Quant au film de Milos Forman, Valmont (1989), il m'a grandement séduit, dans sa narration tout comme dans sa photographie. Je n'ai bien sûr pas pu m'empêcher de faire, dans ma tête, la comparaison la version de Frears. Je n'irais pas dire que j'ai trouvé l'un meilleur que l'autre. Ces deux films m'ont emballé. Mais leur traitement de cette même histoire diffère, notamment quant aux acteurs choisis pour incarner les rôles principaux.
Ainsi, Milos Forman a choisi des acteurs aux personnalités plus "rondes", moins marquées que ceux qu'a choisis Stephen Frears. Ce qui ne veut pas dire qu'un des choix était plus légitime que l'autre, mais simplement que ce sont deux approches différentes.

Par exemple, Colin Firth (le Valmont de Forman) n'a pas le petit sourire carnassier de John Malkovich (le Valmont de Frears). Dans son rôle de séducteur, C. Firth semble plus fragile que Malkovich, presque moins froid.
Et Annette Benning (Mme de Merteuil vue par Forman) donne une impression physique de moins de dureté, ce qui, cette fois-ci, la rend plus dangereuse séduisante que Glenn Close (Mme de Merteuil chez Frears).

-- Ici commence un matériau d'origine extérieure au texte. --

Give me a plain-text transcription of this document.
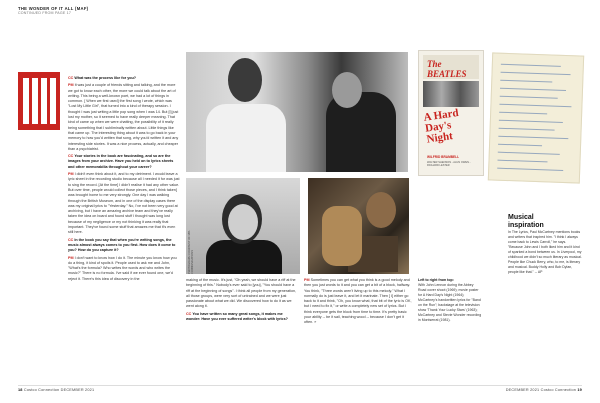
THE WONDER OF IT ALL (MAF)
CONTINUED FROM PAGE 17

CC What was the process like for you?

PM It was just a couple of friends sitting and talking, and the more we got to know each other, the more we could talk about the art of writing. This being a well-known poet, we had a lot of things in common. [ When we first used] the first song I wrote, which was "Lost My Little Girl", that turned into a kind of therapy session. I thought I was just writing a little pop song when I was 14. But [I] just lost my mother, so it seemed to have really deeper meaning. That kind of came up when we were chatting, the possibility of it really being something that I subliminally written about. Little things like that came up. The interesting thing about it was to go back in your memory to how you'd written that song, why you'd written it and any interesting side stories. It was a nice process, actually, and cheaper than a psychiatrist.

CC Your stories in the book are fascinating, and so are the images from your archive. Have you held on to lyrics sheets and other memorabilia throughout your career?

PM I didn't even think about it, and to my detriment. I would leave a lyric sheet in the recording studio because all I needed it for was just to sing the record. [At the time] I didn't realise it had any other value. But over time, people would collect those pieces, and I think taken] was brought home to me very strongly. One day I was walking through the British Museum, and in one of the display cases there was my original lyrics to "Yesterday." No, I've not been very good at archiving, but I have an amazing archive team and they've really taken the idea on board and found stuff I thought was long lost because of my negligence or my not thinking it was really that important. They've found some stuff that amazes me that it's even still here.

CC In the book you say that when you're writing songs, the music almost always comes to you first. How does it come to you? How do you capture it?

PM I don't want to know how I do it. The minute you know how you do a thing, it kind of spoils it. People used to ask me and John, "What's the formula? Who writes the words and who writes the music?" There is no formula. I've said if we ever found one, we'd reject it. There's this idea of discovery in the

PHOTOGRAPH COURTESY OF MPL COMMUNICATIONS

making of the music. It's just, "Oh yeah, we should have a riff at the beginning of this." Nobody's ever said to [you], "You should have a riff at the beginning of songs". I think all people from my generation, all those groups, were very sort of untrained and we were just passionate about what we did. We discovered how to do it as we went along it.

CC You have written so many great songs, it makes me wonder: Have you ever suffered writer's block with lyrics?

PM Sometimes you can get what you think is a good melody and then you just words to it and you can get a bit of a block, halfway. You think, "Three words aren't living up to this melody." What I normally do is just leave it, and let it marinate. Then [ I] either go back to it and think, "Oh, you know what, that bit of the lyric is OK, but I need to fix it," or write a completely new set of lyrics. But I think everyone gets the block from time to time. It's pretty basic your ability -- be it sail, teaching wood -- because I don't get it often. »

The BEATLES
A Hard
Day's
Night
WILFRID BRAMBELL
WALTER SHENSON - ALUN OWEN - RICHARD LESTER
Left to right from top:
With John Lennon during the Abbey Road cover shoot (1969); movie poster for A Hard Day's Night (1964); McCartney's handwritten lyrics for "Band on the Run"; backstage at the television show 'Thank Your Lucky Stars' (1963); McCartney and Stevie Wonder recording in Montserrat (1981).
Musical
inspiration
In The Lyrics, Paul McCartney mentions books and writers that inspired him. "I think I always come back to Lewis Carroll," he says. "Because John and I both liked him and it kind of sparked a bond between us. In Liverpool, my childhood we didn't so much literary as musical. People like Chuck Berry, who, to me, is literary and musical. Buddy Holly and Bob Dylan, people like that." -- AP
18 Costco Connection DECEMBER 2021	DECEMBER 2021 Costco Connection 19
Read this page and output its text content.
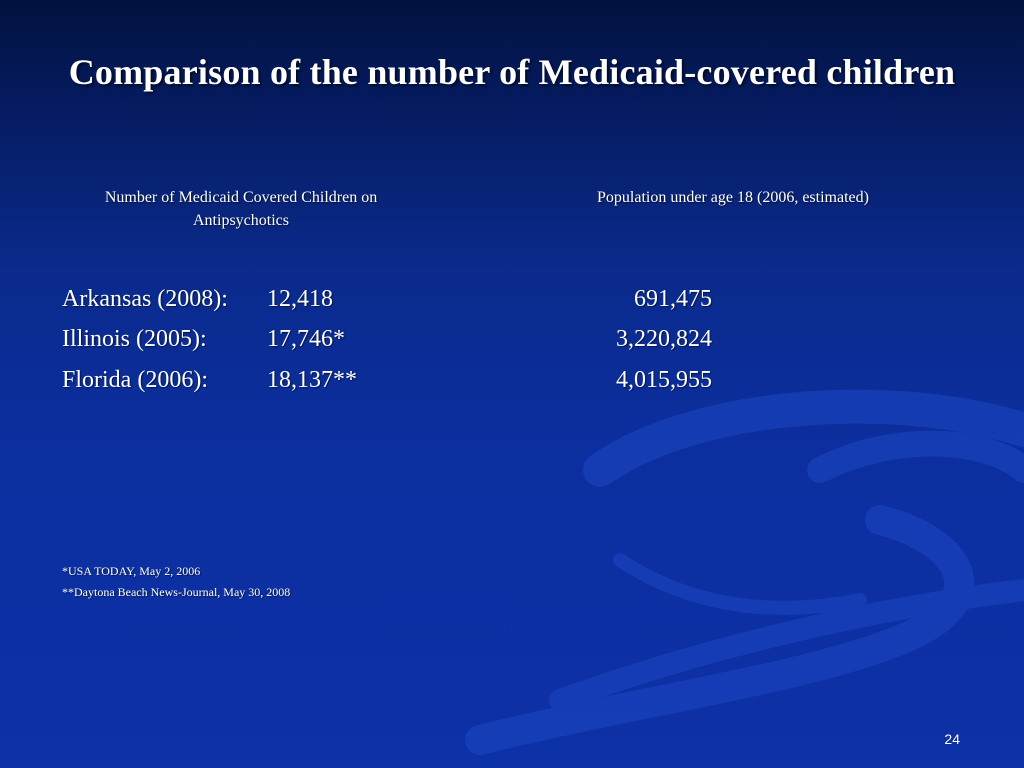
Comparison of the number of Medicaid-covered children
Number of Medicaid Covered Children on Antipsychotics
Population under age 18 (2006, estimated)
Arkansas (2008): 12,418	691,475
Illinois (2005):	17,746*	3,220,824
Florida (2006): 18,137**	4,015,955
*USA TODAY, May 2, 2006
**Daytona Beach News-Journal, May 30, 2008
24
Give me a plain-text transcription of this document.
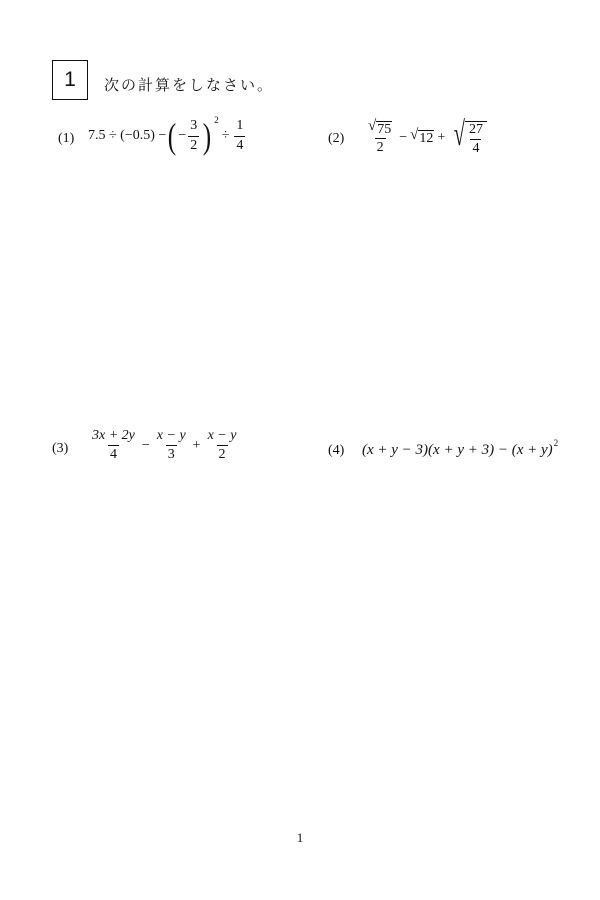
1 次の計算をしなさい。
(1) 7.5 ÷ (−0.5) − ( − $\frac{3}{2}$ ) 2
÷ $\frac{1}{4}$	$(2) \frac{√ 75}{2}$ − √ 12 + √ $\frac{27}{4}$
$(3) \frac{3x + 2y}{4} - \frac{x - y}{3} + \frac{x - y}{2}$	(4) (x + y − 3)(x + y + 3) − (x + y) 2
1
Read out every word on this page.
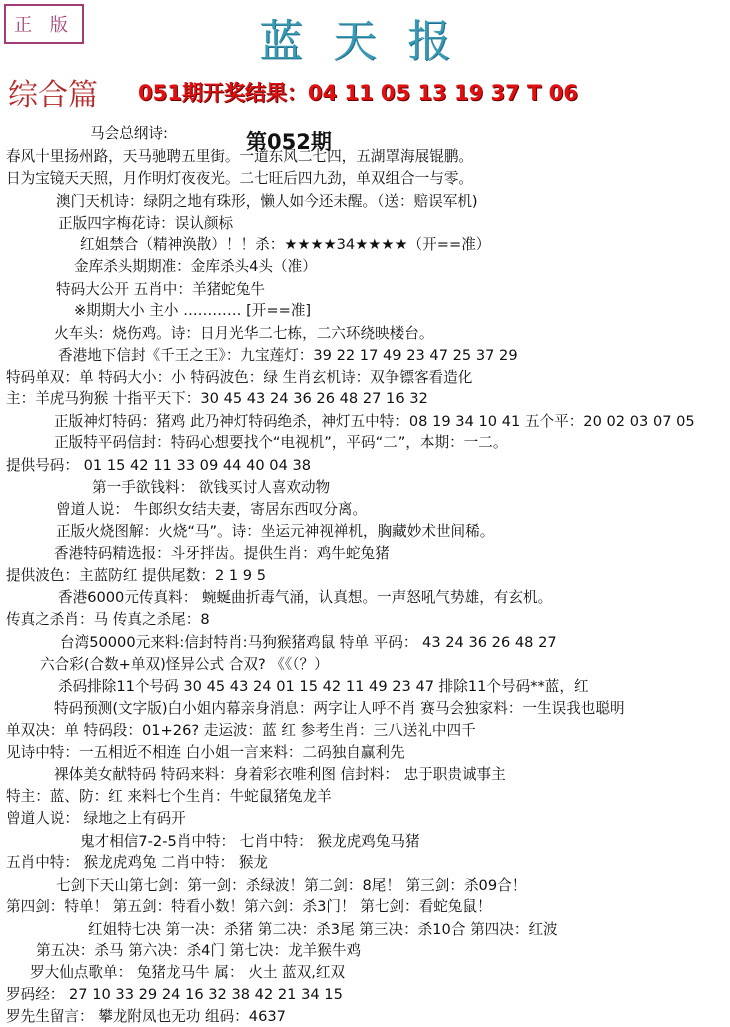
正 版	蓝天报
综合篇 051期开奖结果：04 11 05 13 19 37 T 06
第052期
马会总纲诗:
春风十里扬州路，天马驰聘五里街。一道东风二七四，五湖罩海展锟鹏。
日为宝镜天天照，月作明灯夜夜光。二七旺后四九劲，单双组合一与零。
澳门天机诗：绿阴之地有珠形，懒人如今还未醒。（送：赔误军机)
正版四字梅花诗：误认颜标
红姐禁合（精神涣散）！！杀：★★★★34★★★★（开==准）
金库杀头期期准：金库杀头4头（准）
特码大公开 五肖中：羊猪蛇兔牛
※期期大小 主小 ………… [开==准]
火车头：烧伤鸡。诗：日月光华二七栋，二六环绕映楼台。
香港地下信封《千王之王》：九宝莲灯：39 22 17 49 23 47 25 37 29
特码单双：单 特码大小：小 特码波色：绿 生肖玄机诗：双争镖客看造化
主：羊虎马狗猴 十指平天下：30 45 43 24 36 26 48 27 16 32
正版神灯特码：猪鸡 此乃神灯特码绝杀，神灯五中特：08 19 34 10 41 五个平：20 02 03 07 05
正版特平码信封：特码心想要找个“电视机”，平码“二”，本期：一二。
提供号码： 01 15 42 11 33 09 44 40 04 38
第一手欲钱料： 欲钱买讨人喜欢动物
曾道人说： 牛郎织女结夫妻，寄居东西叹分离。
正版火烧图解：火烧“马”。诗：坐运元神视禅机，胸藏妙术世间稀。
香港特码精选报：斗牙拌齿。提供生肖：鸡牛蛇兔猪
提供波色：主蓝防红 提供尾数：2 1 9 5
香港6000元传真料： 蜿蜒曲折毒气涌，认真想。一声怒吼气势雄，有玄机。
传真之杀肖：马 传真之杀尾：8
台湾50000元来料:信封特肖:马狗猴猪鸡鼠 特单 平码： 43 24 36 26 48 27
六合彩(合数+单双)怪异公式 合双? 《《（？）
杀码排除11个号码 30 45 43 24 01 15 42 11 49 23 47 排除11个号码**蓝，红
特码预测(文字版)白小姐内幕亲身消息：两字让人呼不肖 赛马会独家料：一生误我也聪明
单双决：单 特码段：01+26? 走运波：蓝 红 参考生肖：三八送礼中四千
见诗中特：一五相近不相连 白小姐一言来料：二码独自赢利先
裸体美女献特码 特码来料：身着彩衣唯利图 信封料： 忠于职贵诚事主
特主：蓝、防：红 来料七个生肖：牛蛇鼠猪兔龙羊
曾道人说： 绿地之上有码开
鬼才相信7-2-5肖中特： 七肖中特： 猴龙虎鸡兔马猪
五肖中特： 猴龙虎鸡兔 二肖中特： 猴龙
七剑下天山第七剑：第一剑：杀绿波！第二剑：8尾！ 第三剑：杀09合！
第四剑：特单！ 第五剑：特看小数！第六剑：杀3门！ 第七剑：看蛇兔鼠！
红姐特七决 第一决：杀猪 第二决：杀3尾 第三决：杀10合 第四决：红波
第五决：杀马 第六决：杀4门 第七决：龙羊猴牛鸡
罗大仙点歌单： 兔猪龙马牛 属： 火土 蓝双,红双
罗码经： 27 10 33 29 24 16 32 38 42 21 34 15
罗先生留言： 攀龙附凤也无功 组码：4637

Quoi qu'il en soit, deux films à consommer sans modération !

dimanche 24 juin 2007

Portraits de ports

Claude Joseph Vernet, que l'on connaît généralement comme Joseph Vernet, est non seulement un peintre des Lumières, mais probablement celui qui a donné à la peinture de marine son essor et ses lettres de noblesse.
Formé dans sa Provence natale puis à Rome, Joseph Vernet se nourrit de la rencontre entre la tradition nordique réaliste et la tradition décorative italienne. Plus qu'un inventeur de style, il est donc l'artiste d'une rencontre.

Son talent a été repéré par le marquis de Marigny, frère de la marquise de Pompadour, et c'est ainsi que Louis XV finit par commander à Vernet, en 1753, une série de tableaux destinés à tirer le portrait des ports de France. Cette collection des Vues des ports de France doit relever le défi d'être à la fois précise et compréhensible, exacte et vivante. Chaque tableau fourmille donc de détails qui donne de la profondeur aux scènes.

Pour ceux que le sujet intéresse, une visite au Musée de la Marine à Paris simpose. Mais, pour ceux qui sont loin de Paris, il est possible de se faire une idée de ce peintre et de son oeuvre, grâce à la visite de l'exposition virtuelle concoctée par ce musée.
Et une orientation bibliographique sur Vernet, établie par les services de ce musée, est téléchargeable gratuitement au format PDF sur cette page-là.

Enfin, si vous souhaitez tenir entre vos mains un ouvrage moins virtuel sans pour autant vous ruiner, le guide Joseph Vernet - Les vues des ports de France publié par le Musée de la Marine (ISBN 2-901421-16-4) est une excellente porte d'entrée.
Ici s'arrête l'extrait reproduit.